Parmi ses précurseurs, Auguste Comte n’a plus voulu, à partir d’un certain moment, compter Saint-Simon. Injustice flagrante, on l’a vu, mais qui ne saurait être exactement réparée que si l’on reconnaît à Auguste Comte ses mérites, incontestablement supérieurs, de savant et de philosophe jusque dans son œuvre sociologique.
Cette conception de la sociologie, telle qu’elle figure dans le Cours de philosophie positive, a été pour Comte l’occasion et le moyen d’une évolution ou d’une extension de sa pensée. Vers 1845, la rencontre de Clotilde de Vaux suscite en lui une passion soudaine et l’initie sur le tard à des émotions sentimentales qu’il avait jusque-là ignorées. À partir de ce moment, Comte donne à ses idées une direction nouvelle. Nouvelle, mais non pas contradictoire. Cette direction était en effet beaucoup plus en accord avec les tendances premières d’où était partie sa philosophie que ne l’ont cru certains de ses disciples dissidents et tout particulièrement Littré. Il ne faut donc pas voir dans le Système de politique positive (1851-1854) une œuvre qui renverse les données du Cours de philosophie positive. Mais il y a des différences dans la méthode et aussi des interprétations nouvelles.

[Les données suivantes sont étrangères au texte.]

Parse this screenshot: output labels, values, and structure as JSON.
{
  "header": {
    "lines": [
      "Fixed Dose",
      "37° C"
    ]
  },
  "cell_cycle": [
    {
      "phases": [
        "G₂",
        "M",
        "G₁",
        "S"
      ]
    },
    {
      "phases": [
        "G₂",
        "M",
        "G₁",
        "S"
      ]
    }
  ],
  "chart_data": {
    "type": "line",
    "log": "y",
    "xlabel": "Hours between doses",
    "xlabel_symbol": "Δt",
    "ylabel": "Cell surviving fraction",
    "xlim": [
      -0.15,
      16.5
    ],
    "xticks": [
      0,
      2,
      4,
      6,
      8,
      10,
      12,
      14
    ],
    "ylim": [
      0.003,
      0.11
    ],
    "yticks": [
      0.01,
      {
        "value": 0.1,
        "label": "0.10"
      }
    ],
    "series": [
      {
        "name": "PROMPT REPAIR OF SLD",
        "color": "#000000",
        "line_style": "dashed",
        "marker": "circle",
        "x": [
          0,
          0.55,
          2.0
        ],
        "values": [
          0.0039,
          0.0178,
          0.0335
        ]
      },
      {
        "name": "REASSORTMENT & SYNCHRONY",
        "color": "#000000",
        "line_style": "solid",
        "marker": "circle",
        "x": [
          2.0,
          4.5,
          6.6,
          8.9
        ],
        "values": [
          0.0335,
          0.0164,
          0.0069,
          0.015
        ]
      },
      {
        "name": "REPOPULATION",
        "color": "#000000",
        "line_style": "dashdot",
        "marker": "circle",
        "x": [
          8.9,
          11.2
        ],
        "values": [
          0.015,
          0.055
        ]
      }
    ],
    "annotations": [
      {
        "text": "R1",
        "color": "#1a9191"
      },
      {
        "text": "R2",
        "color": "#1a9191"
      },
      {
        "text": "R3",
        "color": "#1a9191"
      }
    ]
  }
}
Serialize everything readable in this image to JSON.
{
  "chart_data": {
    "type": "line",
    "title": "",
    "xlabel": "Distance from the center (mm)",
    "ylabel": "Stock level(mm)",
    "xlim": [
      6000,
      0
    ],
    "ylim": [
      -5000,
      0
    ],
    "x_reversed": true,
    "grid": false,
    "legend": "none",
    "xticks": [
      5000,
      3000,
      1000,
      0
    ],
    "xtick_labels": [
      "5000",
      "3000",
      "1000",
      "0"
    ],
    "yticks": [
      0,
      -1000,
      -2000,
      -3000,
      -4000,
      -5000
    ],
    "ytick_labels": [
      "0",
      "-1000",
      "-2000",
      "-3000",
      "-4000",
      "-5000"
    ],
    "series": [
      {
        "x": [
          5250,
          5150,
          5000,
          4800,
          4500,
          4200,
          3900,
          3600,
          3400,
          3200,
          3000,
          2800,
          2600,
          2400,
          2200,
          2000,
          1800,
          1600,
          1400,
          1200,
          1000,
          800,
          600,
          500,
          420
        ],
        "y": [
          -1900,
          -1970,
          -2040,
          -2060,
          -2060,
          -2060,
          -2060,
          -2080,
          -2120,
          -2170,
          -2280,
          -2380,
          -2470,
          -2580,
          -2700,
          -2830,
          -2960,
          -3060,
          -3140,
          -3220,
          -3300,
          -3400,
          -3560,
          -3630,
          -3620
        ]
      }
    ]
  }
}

Dans le Cours la méthode part du monde pour s’élever jusqu’à l’homme ; dans le Système elle part de l’homme pour redescendre à la nature. Là elle est objective, ici elle est subjective. Mais la notion d’humanité permet de passer de l’une à l’autre. Cette notion fournit le moyen de systématiser tous les faits sociaux, y compris les sciences proprement dites qui doivent être rangées au nombre des faits sociaux. En vertu de sa méthode subjective, après avoir essayé d’éclairer le cœur par l’esprit, Comte s’appliquera désormais à éclairer l’esprit par le cœur. De même, après avoir éliminé la doctrine des causes finales, il réintroduit à présent la finalité dans sa philosophie. Mais cette finalité affecte un caractère très spécial. Sans doute, elle est subjective comme la méthode elle-même. Comte ayant exclu la notion d’univers pour ne retenir que celle de monde ne peut pas restaurer une finalité franchement objective. Et la finalité qu’il fait intervenir est bien subjective en effet en ce qu’elle rapporte tout à l’humanité, sans rapporter d’ailleurs l’humanité à l’univers ni à rien d’autre en dehors ou au-delà d’elle-même. Mais elle n’est nullement subjective au sens individualiste de ce mot. Si l’Humanité considérée comme Grand Être peut apparaître comme une sorte de Sujet, elle est par ailleurs un Objet et même l’Objet suprême et unique pour les individus qui composent la collectivité sociale. C’est donc sans rapport à l’individu que Comte rétablit d’un point de vue moral l’anthropocentrisme qu’il avait éliminé du point de vue scientifique.
De là l’insistance avec laquelle il formule certaines maximes morales : l’esprit ne doit traiter que les questions posées par le cœur ; il faut éliminer toutes les curiosités vaines ; l’effort scientifique lui-même, simple prolongement du bon sens ou de la sagesse commune, doit se régler sur les besoins véritables de l’humanité ; la loi suprême est de vivre pour autrui ; la morale n’a pas d’autre rôle que d’assurer la prévalence des sentiments altruistes, dont nous portons en nous le germe, sur des instincts égoïstes, qui tendent spontanément à dominer.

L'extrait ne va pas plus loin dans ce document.